Davalı … vekili sunduğu istinaf dilekçesinde özetle; müvekkil şirket sigortalısı maliki olduğu aracı bilabedel sürücü …’a vermiş olup kaza anında … tarafından kendisi yararına araç ile taşıma yapıldığını, bu sebeple hatır taşıması nedeniyle zarar miktarında indirim yapılması gerektiğini, müteveffanın kaza anında emniyet kemeri takmadığı göz önünde bulundurularak müterafik kusur indirimi yapılması gerekirken verilen işbu kararın kaldırılması gerektiğini, yerel mahkemece verilen kararda 686.676,99 TL tazminata hükmedildiğini, manevi tazminattan sorumlulukları bulunmadığını, poliçe limitlerinin 410.000 TL olmasından dolayı poliçe limitinin aşıldığını, bilirkişi raporunda hesaplama hatası bulunmakta olup raporun hükme esas alınmasının açıkça kanuna aykırı olduğunu, Sosyal Güvenlik Kurumu tarafından davacıya ödeme yapılıp yapılmadığı hususunun araştırılmadan zarar hesabı yapılmış olmasının hatalı olduğunu, Sosyal Güvenlik Kurumunca yapılan ödemelerin zarar hesabından mahsup edilmesinin gerektiğini, davayı kabul anlamında olmamakla, müteveffanın müterafik kusurunun tazminattan düşülmesinin gerektiğini, yerel mahkemece müvekkil şirket aleyhine hükmedilen vekalet ücreti ve yargılama giderlerinin hatalı olduğunu, tüm bu nedenlerle istinaf taleplerinin kabulü ile yerel mahkeme tarafından tesis edilen 23/11/2022 tarihli … Esas ve … Karar sayılı haksız ve hukuki mesnetten yoksun kararının kaldırılmasına, haksız ve hukuki mesnetten yoksun davanın müvekkil bakımından reddine, yargılama giderleri ve vekalet ücretinin karşı tarafa yükletilmesine karar verilmesini talep ve beyan etmiştir.

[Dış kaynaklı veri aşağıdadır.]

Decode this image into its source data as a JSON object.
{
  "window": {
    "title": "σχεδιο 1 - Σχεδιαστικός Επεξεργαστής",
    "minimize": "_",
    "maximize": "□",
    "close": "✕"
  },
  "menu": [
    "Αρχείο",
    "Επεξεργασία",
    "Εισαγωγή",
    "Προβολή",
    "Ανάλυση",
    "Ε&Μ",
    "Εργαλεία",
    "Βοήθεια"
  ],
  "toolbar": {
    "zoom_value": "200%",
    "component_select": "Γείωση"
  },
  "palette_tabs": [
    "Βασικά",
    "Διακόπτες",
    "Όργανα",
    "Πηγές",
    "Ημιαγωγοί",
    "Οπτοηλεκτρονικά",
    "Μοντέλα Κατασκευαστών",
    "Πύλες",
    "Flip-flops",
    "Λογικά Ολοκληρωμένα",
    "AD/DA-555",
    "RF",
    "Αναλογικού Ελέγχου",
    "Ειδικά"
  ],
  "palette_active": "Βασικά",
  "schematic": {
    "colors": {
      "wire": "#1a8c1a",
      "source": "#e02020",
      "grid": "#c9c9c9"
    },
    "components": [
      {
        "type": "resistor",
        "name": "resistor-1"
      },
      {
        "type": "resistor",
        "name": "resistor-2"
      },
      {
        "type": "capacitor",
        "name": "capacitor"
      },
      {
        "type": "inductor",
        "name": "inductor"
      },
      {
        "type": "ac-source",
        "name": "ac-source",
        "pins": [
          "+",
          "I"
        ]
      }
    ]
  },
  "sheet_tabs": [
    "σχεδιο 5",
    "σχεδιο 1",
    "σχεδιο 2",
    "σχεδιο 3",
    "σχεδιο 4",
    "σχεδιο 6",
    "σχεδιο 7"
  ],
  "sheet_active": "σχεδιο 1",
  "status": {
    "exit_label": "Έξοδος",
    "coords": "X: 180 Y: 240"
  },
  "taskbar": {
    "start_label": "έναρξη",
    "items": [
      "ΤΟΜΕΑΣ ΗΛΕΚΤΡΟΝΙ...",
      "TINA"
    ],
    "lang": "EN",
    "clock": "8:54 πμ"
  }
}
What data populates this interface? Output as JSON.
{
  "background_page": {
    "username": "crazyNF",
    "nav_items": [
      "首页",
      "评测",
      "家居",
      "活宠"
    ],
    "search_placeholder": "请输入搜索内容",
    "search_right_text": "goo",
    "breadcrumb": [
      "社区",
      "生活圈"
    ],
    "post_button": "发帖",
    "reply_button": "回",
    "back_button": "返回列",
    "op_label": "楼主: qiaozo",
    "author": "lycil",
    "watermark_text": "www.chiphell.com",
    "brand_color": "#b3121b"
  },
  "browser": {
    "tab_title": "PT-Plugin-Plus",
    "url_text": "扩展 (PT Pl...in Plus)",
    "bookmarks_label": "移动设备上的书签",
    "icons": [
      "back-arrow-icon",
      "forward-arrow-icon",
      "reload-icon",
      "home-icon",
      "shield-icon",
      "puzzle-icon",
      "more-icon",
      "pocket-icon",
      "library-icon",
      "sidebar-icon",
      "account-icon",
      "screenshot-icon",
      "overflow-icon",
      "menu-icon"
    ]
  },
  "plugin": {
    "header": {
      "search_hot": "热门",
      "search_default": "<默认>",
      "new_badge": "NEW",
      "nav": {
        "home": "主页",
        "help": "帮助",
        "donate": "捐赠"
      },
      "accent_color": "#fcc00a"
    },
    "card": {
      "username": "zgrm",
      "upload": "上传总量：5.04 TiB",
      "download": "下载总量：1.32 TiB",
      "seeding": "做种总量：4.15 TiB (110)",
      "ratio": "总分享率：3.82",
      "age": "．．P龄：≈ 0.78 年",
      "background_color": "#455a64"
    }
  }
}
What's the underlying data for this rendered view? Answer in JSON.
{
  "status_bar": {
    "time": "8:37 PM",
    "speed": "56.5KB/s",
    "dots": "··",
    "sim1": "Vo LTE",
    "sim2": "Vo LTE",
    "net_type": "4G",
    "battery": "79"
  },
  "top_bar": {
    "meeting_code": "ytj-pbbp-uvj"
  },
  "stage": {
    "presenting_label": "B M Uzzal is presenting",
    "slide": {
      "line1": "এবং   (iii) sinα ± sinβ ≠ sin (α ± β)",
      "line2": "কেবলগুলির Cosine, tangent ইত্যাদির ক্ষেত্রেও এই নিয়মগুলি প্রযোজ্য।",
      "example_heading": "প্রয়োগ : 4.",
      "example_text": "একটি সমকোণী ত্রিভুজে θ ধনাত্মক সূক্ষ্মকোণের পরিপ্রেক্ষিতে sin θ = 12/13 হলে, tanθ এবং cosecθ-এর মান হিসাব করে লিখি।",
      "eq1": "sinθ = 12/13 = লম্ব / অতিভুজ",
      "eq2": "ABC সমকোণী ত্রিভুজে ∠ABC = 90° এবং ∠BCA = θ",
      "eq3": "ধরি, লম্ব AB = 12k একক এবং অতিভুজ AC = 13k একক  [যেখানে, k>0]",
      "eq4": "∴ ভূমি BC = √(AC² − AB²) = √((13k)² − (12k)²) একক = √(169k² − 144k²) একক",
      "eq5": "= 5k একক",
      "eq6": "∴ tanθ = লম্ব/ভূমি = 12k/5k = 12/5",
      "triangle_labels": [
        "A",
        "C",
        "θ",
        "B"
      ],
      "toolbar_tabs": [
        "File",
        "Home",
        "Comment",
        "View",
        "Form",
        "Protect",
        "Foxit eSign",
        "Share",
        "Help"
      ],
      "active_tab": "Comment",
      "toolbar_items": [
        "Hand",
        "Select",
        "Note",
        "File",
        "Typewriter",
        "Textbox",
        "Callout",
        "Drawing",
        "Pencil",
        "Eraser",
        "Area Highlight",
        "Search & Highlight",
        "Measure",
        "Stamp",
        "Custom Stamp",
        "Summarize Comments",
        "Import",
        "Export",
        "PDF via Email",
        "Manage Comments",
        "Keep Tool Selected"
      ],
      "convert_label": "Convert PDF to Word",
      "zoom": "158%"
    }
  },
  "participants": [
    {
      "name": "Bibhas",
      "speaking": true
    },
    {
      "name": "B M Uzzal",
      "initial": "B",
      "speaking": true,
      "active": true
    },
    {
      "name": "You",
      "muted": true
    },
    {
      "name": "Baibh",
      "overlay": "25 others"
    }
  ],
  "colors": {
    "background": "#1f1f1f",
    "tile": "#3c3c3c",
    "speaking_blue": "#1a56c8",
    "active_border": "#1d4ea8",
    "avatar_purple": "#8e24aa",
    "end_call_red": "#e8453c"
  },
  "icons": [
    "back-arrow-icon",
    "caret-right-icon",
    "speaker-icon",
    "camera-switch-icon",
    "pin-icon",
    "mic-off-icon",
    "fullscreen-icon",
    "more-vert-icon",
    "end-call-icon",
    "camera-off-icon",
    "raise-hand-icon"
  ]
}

Davacılar vekili sunduğu istinaf dilekçesinde özetle; müteveffanın iş bu elim trafik kazasında ailenin geçimini sağlamak amacıyla Denizli’ye hayvanları satmak için gitmesi durumunun gerek dava dosyası kapsamındaki tanık beyanlarıyla gerekse de savcılıkta alınan ifadelerle de sabit olduğunu, dava konusu olay kapsamında kız kardeşlerin ve müteveffanın yaşı ve bekar oluşu, müteveffanın ailenin tek erkek çocuğu olması sebebiyle davacı kardeşlerinin ölenin desteğine muhtaç olduğunu, müvekkillerin özellikle davacı baba …’un müteveffanın ölümünden sonra gerek maddi gerekse de manevi olarak halen toparlanamadığını, müvekkilin iş bu kazada telef olan koyunları ve cenaze için hayvan satışlarından istediği karı sağlayamadığını, ayrıca müvekkil babanın kazadan sonra ortaya çıkan maddi kayıplarını kapatmak amacıyla kredi çektiğini ve halen bu borcunu ödemeye çalıştığını, davacı kardeşler yönünden hakkaniyete uygun oranda manevi tazminat hesaplaması yapılmayarak buna yönelik taleplerinin kısmi olarak kabul edildiğini, tüm bu nedenlerle usul ve esas yönünden davanın kısmi kabulünün maddi vakıalara ve hukuka aykırı olduğunu, Konya …Asliye Ticaret Mahkemesinin … Esas … karar sayılı mahkeme kararının istinaf sebepleri doğrultusunda fazlaya ilişkin haklarının saklı kalmak kaydıyla ilk derece mahkemesince maddi ve manevi tazminata yönelik olarak verilen kısmi kabulün müvekkiller lehine bozularak davanın tam kabulüne, yargılama giderleri ve vekalet ücretinin davalılara yükletilmesine karar verilmesini talep ve beyan etmiştir.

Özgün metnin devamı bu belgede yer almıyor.